Democrats in the House and Senate are taking action to reform the debt ceiling process in order to prevent a default crisis. This move comes in response to the recent disagreements between Congress members regarding the debt ceiling.

The proposed legislation, known as the Debt Ceiling Reform Act, is being sponsored by Sen. Dick Durbin (D-IL) and Rep. Brendan Boyle (D-PA). According to them, the legislation will address the challenges that have arisen due to debt ceiling disputes and take control of the situation.

Under the proposed bill, the Treasury Department would be granted the authority to continue making payments for the country’s existing bills. Speaking to Wall Street Journal, Durbin said it is crucial to entrust the responsibility of managing the debt ceiling to the Treasury Secretary. 

However, Congress would have a period of 30 days to pass a veto-proof joint disapproval resolution if they wish to prevent this. The resolution would require a two-thirds majority vote in both the House and Senate for the bill to pass.

The issue of the debt ceiling has been a contentious one on Capitol Hill. While Democrats are largely opposed to cuts in spending for social programs such as Covid-relief funds and the changes in the food stamp program. Republicans have been calling for reductions in government spending as they believe the debt ceiling might be a problem to the country’s priorities in the future.

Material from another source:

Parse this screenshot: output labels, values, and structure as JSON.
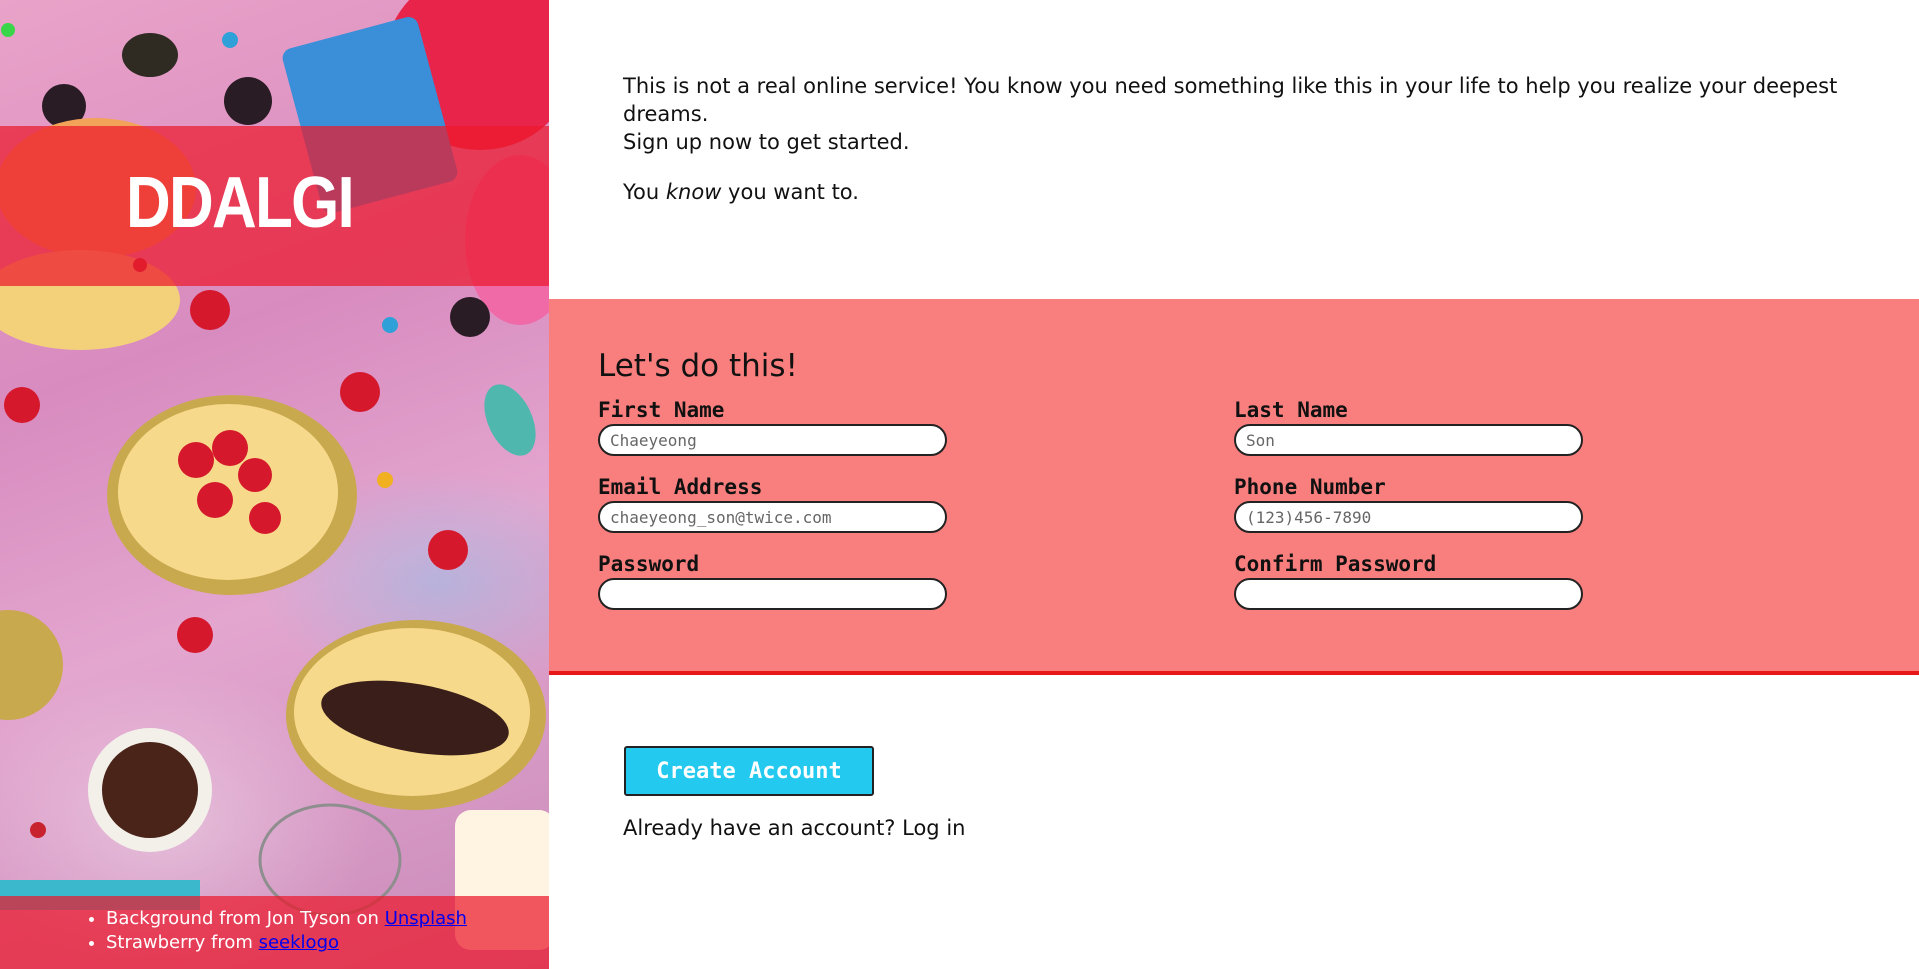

Many Republican lawmakers, including Senate Minority Leader Mitch McConnell (R-KY), are particularly concerned about the lack of a defense spending increase in the legislation. Given China’s expanding influence in the Indo-Pacific region and globally, legislators on the right argue that it is essential to allocate more funds to the Department of Defense. 

Republican senators are hoping to amend the bill to address this concern and provide additional resources for defense.

This move comes after President Joe Biden and Congress narrowly avoided an economically catastrophic default. On June 3, Biden signed the Fiscal Responsibility Act as part of an agreement with House Speaker Kevin McCarthy (R-CA) designed to help the country avoid a default on June 5.

While the bipartisan agreement pleased many who saw it as the best approach to the issue, there has been some pushback from some Democrats who have expressed concerns about some of the changes enacted.